Although reserved as a tool to delivering healthcare to underserved communities especially in the rural areas in Africa, the current need to maintain physical distancing and limit viral transmission has seen an increase in the use of telemedicine; in particular, teleconsultation. Experiences shared by Song et al suggests that telemedicine activities prevent close contact and decrease the chances of transmission of latent COVID-19 infection 4Health institutions in Africa are rolling out telehealth initiatives 1while regulatory bodies are modifying protocols for telehealth5
Our data revealed that more than half of the patients who showed interest in teleconsultations eventually got the service. Among those who could not have teleconsultation, about one-third said the insurance companies would not pay for the consultation. Those who eventually got the service had to pay cash. Our data did not explore other barriers to having a teleconsultation among the clients although extant literature shows that lack of awareness of telemedicine options on the part of the patients; unwillingness to explore other modalities of consultations and reluctance to see a new physician are barriers to teleconsultations 6 Our initial social media campaign was an attempt to overcome the barrier of awareness. Our patients were made aware that they could see any doctor of their choice including their regular physician.

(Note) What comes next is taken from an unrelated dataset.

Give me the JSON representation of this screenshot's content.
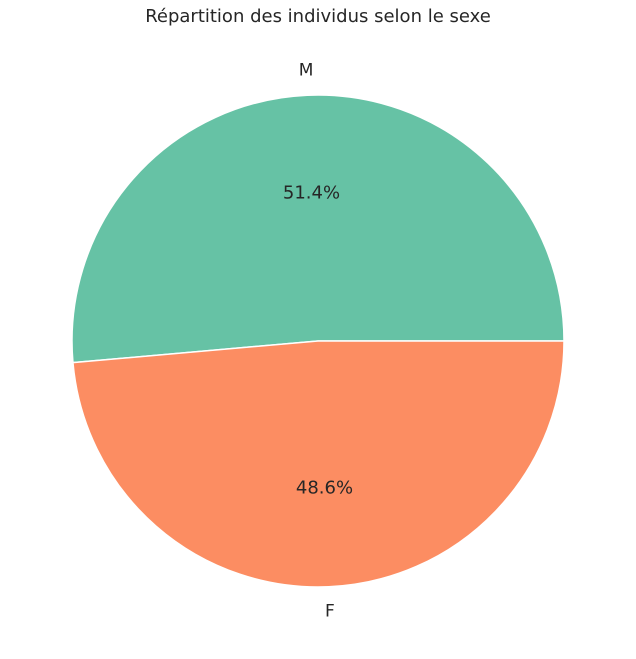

The present data suggest that the initial enthusiasm has waned significantly in the four weeks of June. The reasons for this outlook need to be investigated albeit, we posit that the general public perception of a reduction in the number of COVID-19 cases could be responsible. In the immediate, to prevent another wave of COVID-19 infection in Tanzania, the adoption of steps to encouraging teleconsultations and overcoming the barrier should be reiterated to all the stakeholders-patients, healthcare institutions and insurance companies. According to Portnoy et al7, providing education to people that telemedicine is an effective alternative and safer under the current circumstances. There is also the need to institute and expand the system of reimbursement coverage for physicians who see patients through telemedicine. The main steps can be followed up with making people aware that a telemedicine benefit exists, with step-by-step instructions on how it can be accessed, while helping them to understand how telemedicine works. Efforts to reduce cost barriers to accessing telemedicine should be a continuous one.7
While recent clinical practice in high-income countries (HIC) has witnessed a rapid incorporation of telemedicine into conventional practice,8,9 this cannot be said of sub-Saharan Africa health service delivery. Perhaps the capability of telehealth in SSA will be expanded in the immediate future, the uncertain trajectory of the current pandemic calls for an exploration of every avenue to stem the tide. Increasing research into the barriers affecting uptake of services as well as other access, financial and infrastructural issues are needed for the current era and beyond.